Interactivity
Handle actions, forms, and state in OpenUI components.
OpenUI components can be interactive. The Renderer manages form state automatically and exposes callbacks for actions and persistence.
Actions
When a user clicks a button or follow-up, the component calls triggerAction. The Renderer wraps this into an ActionEvent and fires onAction.
<Renderer
library={myLibrary}
response={content}
onAction={(event) => {
if (event.type === "continue_conversation") {
// event.humanFriendlyMessage — button label or follow-up text
// event.formState — field values at time of click
// event.formName — scoping form name, if any
}
}}
/>ActionEvent
| Field | Type | Description |
|---|---|---|
type | string | Action type (see built-in types below). |
params | Record<string, any> | Extra parameters from the component. |
humanFriendlyMessage | string | Display label for the action. |
formState | Record<string, any> | undefined | Raw field state at time of action. |
formName | string | undefined | Form that scoped the action, if any. |
Built-in action types
enum BuiltinActionType {
ContinueConversation = "continue_conversation",
OpenUrl = "open_url",
}ContinueConversation— sends the user's intent back to the LLM.OpenUrl— opens a URL in a new tab. Expectsparams.url.
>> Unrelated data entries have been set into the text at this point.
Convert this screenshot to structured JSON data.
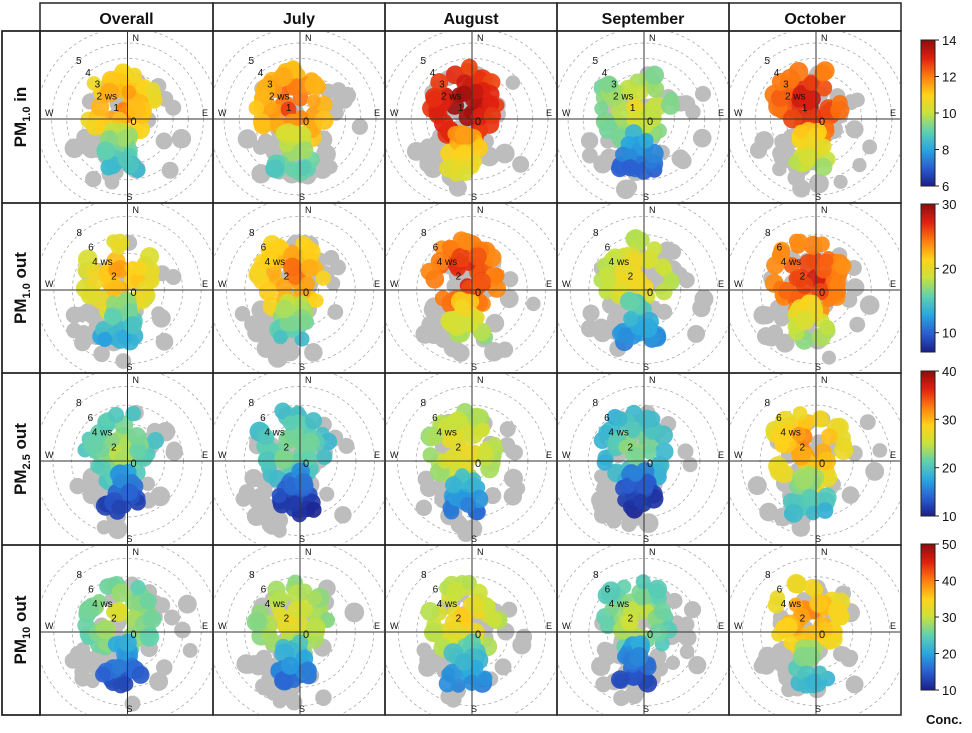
{
  "chart_data": {
    "type": "polar-bivariate-grid",
    "columns": [
      "Overall",
      "July",
      "August",
      "September",
      "October"
    ],
    "rows": [
      {
        "label": "PM",
        "subscript": "1.0",
        "suffix": " in",
        "scale": [
          6,
          14
        ],
        "ticks": [
          6,
          8,
          10,
          12,
          14
        ],
        "ring_labels": [
          "5",
          "4",
          "3",
          "2 ws",
          "1"
        ],
        "ring_values": [
          5,
          4,
          3,
          2,
          1
        ]
      },
      {
        "label": "PM",
        "subscript": "1.0",
        "suffix": " out",
        "scale": [
          7,
          30
        ],
        "ticks": [
          10,
          20,
          30
        ],
        "ring_labels": [
          "8",
          "6",
          "4 ws",
          "2"
        ],
        "ring_values": [
          8,
          6,
          4,
          2
        ]
      },
      {
        "label": "PM",
        "subscript": "2.5",
        "suffix": " out",
        "scale": [
          10,
          40
        ],
        "ticks": [
          10,
          20,
          30,
          40
        ],
        "ring_labels": [
          "8",
          "6",
          "4 ws",
          "2"
        ],
        "ring_values": [
          8,
          6,
          4,
          2
        ]
      },
      {
        "label": "PM",
        "subscript": "10",
        "suffix": " out",
        "scale": [
          10,
          50
        ],
        "ticks": [
          10,
          20,
          30,
          40,
          50
        ],
        "ring_labels": [
          "8",
          "6",
          "4 ws",
          "2"
        ],
        "ring_values": [
          8,
          6,
          4,
          2
        ]
      }
    ],
    "compass": {
      "n": "N",
      "e": "E",
      "s": "S",
      "w": "W"
    },
    "center_label": "0",
    "colorbar_label": "Conc.",
    "colormap": [
      "#1a1f8c",
      "#2a5fd0",
      "#29a7e0",
      "#5fd0b0",
      "#c8e23c",
      "#ffd21a",
      "#ff7d10",
      "#e02010",
      "#8c0d0d"
    ],
    "no_data_color": "#bdbdbd",
    "grid": true
  }
}
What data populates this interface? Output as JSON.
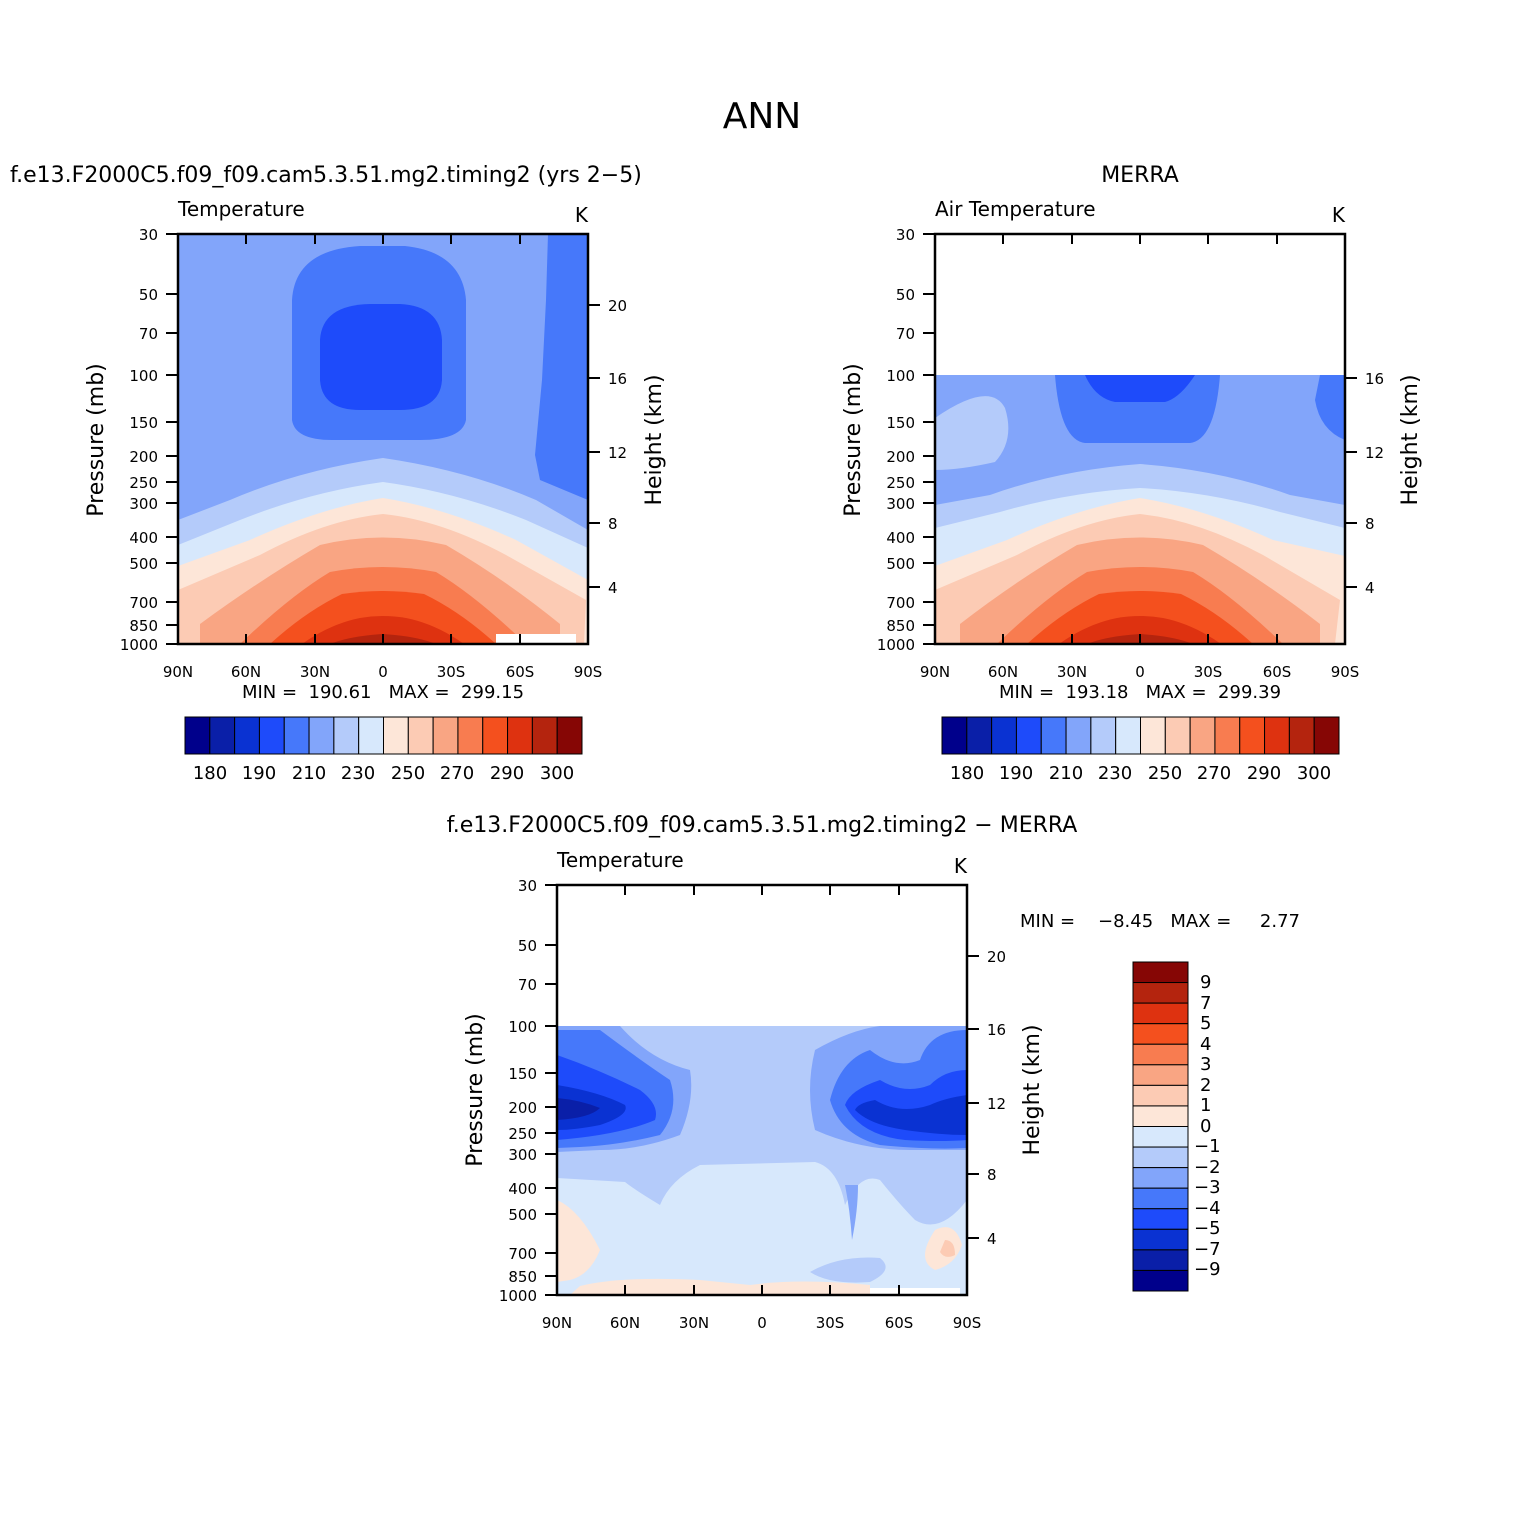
{
  "title": "ANN",
  "chart_data": [
    {
      "type": "heatmap",
      "id": "model",
      "header": "f.e13.F2000C5.f09_f09.cam5.3.51.mg2.timing2 (yrs 2−5)",
      "left_label": "Temperature",
      "units": "K",
      "ylabel": "Pressure (mb)",
      "y2label": "Height (km)",
      "xticks": [
        "90N",
        "60N",
        "30N",
        "0",
        "30S",
        "60S",
        "90S"
      ],
      "yticks": [
        "30",
        "50",
        "70",
        "100",
        "150",
        "200",
        "250",
        "300",
        "400",
        "500",
        "700",
        "850",
        "1000"
      ],
      "y2ticks": [
        "20",
        "16",
        "12",
        "8",
        "4"
      ],
      "data_top_mb": 30,
      "stats": "MIN =  190.61   MAX =  299.15",
      "min": 190.61,
      "max": 299.15,
      "colorbar_labels": [
        "180",
        "190",
        "210",
        "230",
        "250",
        "270",
        "290",
        "300"
      ]
    },
    {
      "type": "heatmap",
      "id": "obs",
      "header": "MERRA",
      "left_label": "Air Temperature",
      "units": "K",
      "ylabel": "Pressure (mb)",
      "y2label": "Height (km)",
      "xticks": [
        "90N",
        "60N",
        "30N",
        "0",
        "30S",
        "60S",
        "90S"
      ],
      "yticks": [
        "30",
        "50",
        "70",
        "100",
        "150",
        "200",
        "250",
        "300",
        "400",
        "500",
        "700",
        "850",
        "1000"
      ],
      "y2ticks": [
        "16",
        "12",
        "8",
        "4"
      ],
      "data_top_mb": 100,
      "stats": "MIN =  193.18   MAX =  299.39",
      "min": 193.18,
      "max": 299.39,
      "colorbar_labels": [
        "180",
        "190",
        "210",
        "230",
        "250",
        "270",
        "290",
        "300"
      ]
    },
    {
      "type": "heatmap",
      "id": "diff",
      "header": "f.e13.F2000C5.f09_f09.cam5.3.51.mg2.timing2 − MERRA",
      "left_label": "Temperature",
      "units": "K",
      "ylabel": "Pressure (mb)",
      "y2label": "Height (km)",
      "xticks": [
        "90N",
        "60N",
        "30N",
        "0",
        "30S",
        "60S",
        "90S"
      ],
      "yticks": [
        "30",
        "50",
        "70",
        "100",
        "150",
        "200",
        "250",
        "300",
        "400",
        "500",
        "700",
        "850",
        "1000"
      ],
      "y2ticks": [
        "20",
        "16",
        "12",
        "8",
        "4"
      ],
      "data_top_mb": 100,
      "stats": "MIN =    −8.45   MAX =     2.77",
      "min": -8.45,
      "max": 2.77,
      "colorbar_labels": [
        "9",
        "7",
        "5",
        "4",
        "3",
        "2",
        "1",
        "0",
        "−1",
        "−2",
        "−3",
        "−4",
        "−5",
        "−7",
        "−9"
      ]
    }
  ],
  "palette": [
    "#00008b",
    "#0a1fa8",
    "#0a32d2",
    "#1e4bfa",
    "#4678fa",
    "#82a5fa",
    "#b4cbfa",
    "#d7e8fc",
    "#fde6d8",
    "#fccbb4",
    "#f9a583",
    "#f87c50",
    "#f4501e",
    "#de3210",
    "#b4240e",
    "#860605"
  ]
}
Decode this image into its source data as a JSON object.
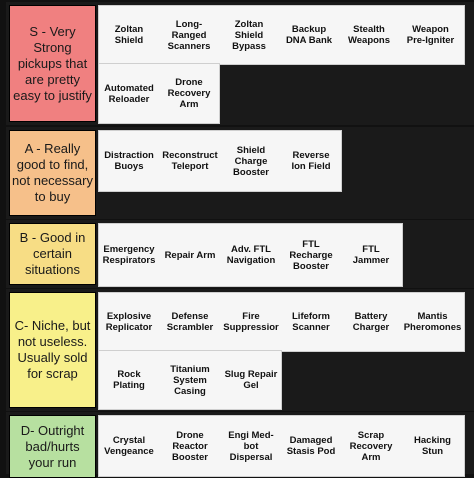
{
  "tiers": [
    {
      "label": "S - Very Strong pickups that are pretty easy to justify",
      "color": "#f08080",
      "items": [
        "Zoltan\nShield",
        "Long-\nRanged\nScanners",
        "Zoltan\nShield\nBypass",
        "Backup\nDNA Bank",
        "Stealth\nWeapons",
        "Weapon\nPre-Igniter",
        "Automated\nReloader",
        "Drone\nRecovery\nArm"
      ]
    },
    {
      "label": "A - Really good to find, not necessary to buy",
      "color": "#f6c08a",
      "items": [
        "Distraction\nBuoys",
        "Reconstruct\nTeleport",
        "Shield\nCharge\nBooster",
        "Reverse\nIon Field"
      ]
    },
    {
      "label": "B - Good in certain situations",
      "color": "#f7dd85",
      "items": [
        "Emergency\nRespirators",
        "Repair Arm",
        "Adv. FTL\nNavigation",
        "FTL\nRecharge\nBooster",
        "FTL\nJammer"
      ]
    },
    {
      "label": "C- Niche, but not useless. Usually sold for scrap",
      "color": "#f8f08a",
      "items": [
        "Explosive\nReplicator",
        "Defense\nScrambler",
        "Fire\nSuppressior",
        "Lifeform\nScanner",
        "Battery\nCharger",
        "Mantis\nPheromones",
        "Rock\nPlating",
        "Titanium\nSystem\nCasing",
        "Slug Repair\nGel"
      ]
    },
    {
      "label": "D- Outright bad/hurts your run",
      "color": "#b7e0a0",
      "items": [
        "Crystal\nVengeance",
        "Drone\nReactor\nBooster",
        "Engi Med-\nbot\nDispersal",
        "Damaged\nStasis Pod",
        "Scrap\nRecovery\nArm",
        "Hacking\nStun"
      ]
    }
  ]
}
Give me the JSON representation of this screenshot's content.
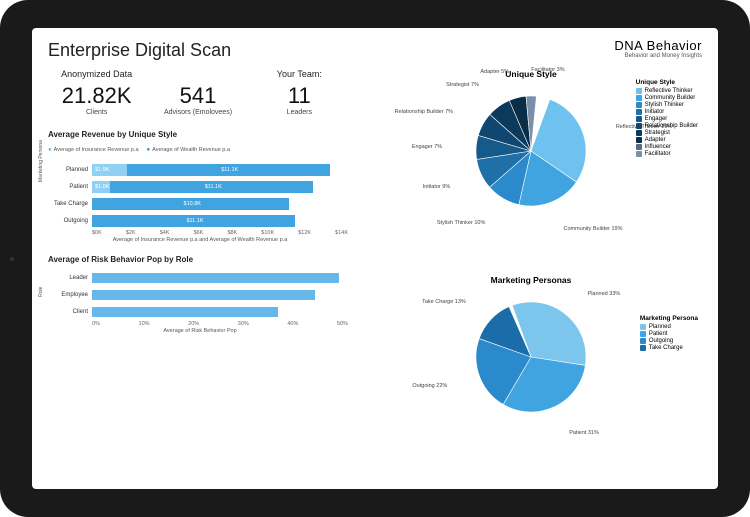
{
  "brand": {
    "logo": "DNA Behavior",
    "tagline": "Behavior and Money Insights"
  },
  "title": "Enterprise Digital Scan",
  "kpi": {
    "anon_head": "Anonymized Data",
    "team_head": "Your Team:",
    "clients": {
      "value": "21.82K",
      "label": "Clients"
    },
    "advisors": {
      "value": "541",
      "label": "Advisors (Emolovees)"
    },
    "leaders": {
      "value": "11",
      "label": "Leaders"
    }
  },
  "rev_chart": {
    "title": "Average Revenue by Unique Style",
    "legend": {
      "ins": "Average of Insurance Revenue p.a",
      "wlt": "Average of Wealth Revenue p.a"
    },
    "ylabel": "Marketing Persona",
    "xlabel": "Average of Insurance Revenue p.a and Average of Wealth Revenue p.a",
    "xmax": 14,
    "xticks": [
      "$0K",
      "$2K",
      "$4K",
      "$6K",
      "$8K",
      "$10K",
      "$12K",
      "$14K"
    ],
    "colors": {
      "ins": "#8fd0f4",
      "wlt": "#3fa4e0"
    },
    "rows": [
      {
        "label": "Planned",
        "ins": 1.9,
        "ins_txt": "$1.9K",
        "wlt": 11.1,
        "wlt_txt": "$11.1K"
      },
      {
        "label": "Patient",
        "ins": 1.0,
        "ins_txt": "$1.0K",
        "wlt": 11.1,
        "wlt_txt": "$11.1K"
      },
      {
        "label": "Take Charge",
        "ins": 0,
        "ins_txt": "",
        "wlt": 10.8,
        "wlt_txt": "$10.8K"
      },
      {
        "label": "Outgoing",
        "ins": 0,
        "ins_txt": "",
        "wlt": 11.1,
        "wlt_txt": "$11.1K"
      }
    ]
  },
  "risk_chart": {
    "title": "Average of Risk Behavior Pop by Role",
    "ylabel": "Role",
    "xlabel": "Average of Risk Behavior Pop",
    "xmax": 55,
    "xticks": [
      "0%",
      "10%",
      "20%",
      "30%",
      "40%",
      "50%"
    ],
    "color": "#66b8e8",
    "rows": [
      {
        "label": "Leader",
        "val": 53,
        "txt": "53%"
      },
      {
        "label": "Employee",
        "val": 48,
        "txt": "48%"
      },
      {
        "label": "Client",
        "val": 40,
        "txt": "40%"
      }
    ]
  },
  "unique_pie": {
    "title": "Unique Style",
    "legend_title": "Unique Style",
    "slices": [
      {
        "label": "Reflective Thinker",
        "pct": 29,
        "color": "#6fc2f0"
      },
      {
        "label": "Community Builder",
        "pct": 19,
        "color": "#3fa4e0"
      },
      {
        "label": "Stylish Thinker",
        "pct": 10,
        "color": "#2a8acb"
      },
      {
        "label": "Initiator",
        "pct": 9,
        "color": "#1f6fa8"
      },
      {
        "label": "Engager",
        "pct": 7,
        "color": "#155a8a"
      },
      {
        "label": "Relationship Builder",
        "pct": 7,
        "color": "#0f4770"
      },
      {
        "label": "Strategist",
        "pct": 7,
        "color": "#0b3a5c"
      },
      {
        "label": "Adapter",
        "pct": 5,
        "color": "#0a2e47"
      },
      {
        "label": "Influencer",
        "pct": 0,
        "color": "#546b8a"
      },
      {
        "label": "Facilitator",
        "pct": 3,
        "color": "#7a8fa8"
      }
    ]
  },
  "persona_pie": {
    "title": "Marketing Personas",
    "legend_title": "Marketing Persona",
    "slices": [
      {
        "label": "Planned",
        "pct": 33,
        "color": "#7cc5ed"
      },
      {
        "label": "Patient",
        "pct": 31,
        "color": "#3fa4e0"
      },
      {
        "label": "Outgoing",
        "pct": 22,
        "color": "#2a8acb"
      },
      {
        "label": "Take Charge",
        "pct": 13,
        "color": "#1a6da8"
      }
    ]
  }
}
Using triggerAction in components
Inside defineComponent, use the useTriggerAction hook:
const MyButton = defineComponent({
name: "MyButton",
description: "A clickable button.",
props: z.object({ label: z.string() }),
component: ({ props }) => {
const triggerAction = useTriggerAction();
return <button onClick={() => triggerAction(props.label)}>{props.label}</button>;
},
});triggerAction(userMessage, formName?, action?) — the second and third arguments are optional.
Form state
The Renderer tracks field values automatically. Components use useSetFieldValue and useGetFieldValue to read and write state.
Persistence
Use onStateUpdate to persist field state (e.g. to a message in your thread store) and initialState to hydrate it on load.
<Renderer
library={myLibrary}
response={content}
onStateUpdate={(state) => {
// state is a raw Record<string, any> of all field values
saveToBackend(state);
}}
initialState={loadedState}
/>onStateUpdate fires on every field change. The state format is opaque — persist and hydrate it as-is.
Field hooks
Use these inside defineComponent renderers:
| Hook | Signature | Description |
|---|---|---|
useGetFieldValue | (formName: string | undefined, name: string) => any | Read a field's current value. |
useSetFieldValue | (formName: string | undefined, componentType: string | undefined, name: string, value: any, shouldTriggerSaveCallback?: boolean) => void | Write a field value. |
useFormName | () => string | undefined | Get the enclosing form's name. |
useSetDefaultValue | (options: { formName?, componentType, name, existingValue, defaultValue, shouldTriggerSaveCallback? }) => void | Set a default if no value exists. |
Validation
Form fields can declare validation rules. The Form component provides a validation context via useFormValidation.
interface FormValidationContextValue {
errors: Record<string, string | undefined>;
validateField: (name: string, value: unknown, rules: ParsedRule[]) => boolean;
registerField: (name: string, rules: ParsedRule[], getValue: () => unknown) => void;
unregisterField: (name: string) => void;
validateForm: () => boolean;
clearFieldError: (name: string) => void;
}Built-in validators include required, minLength, maxLength, min, max, pattern, and email. Custom validators can be added via builtInValidators.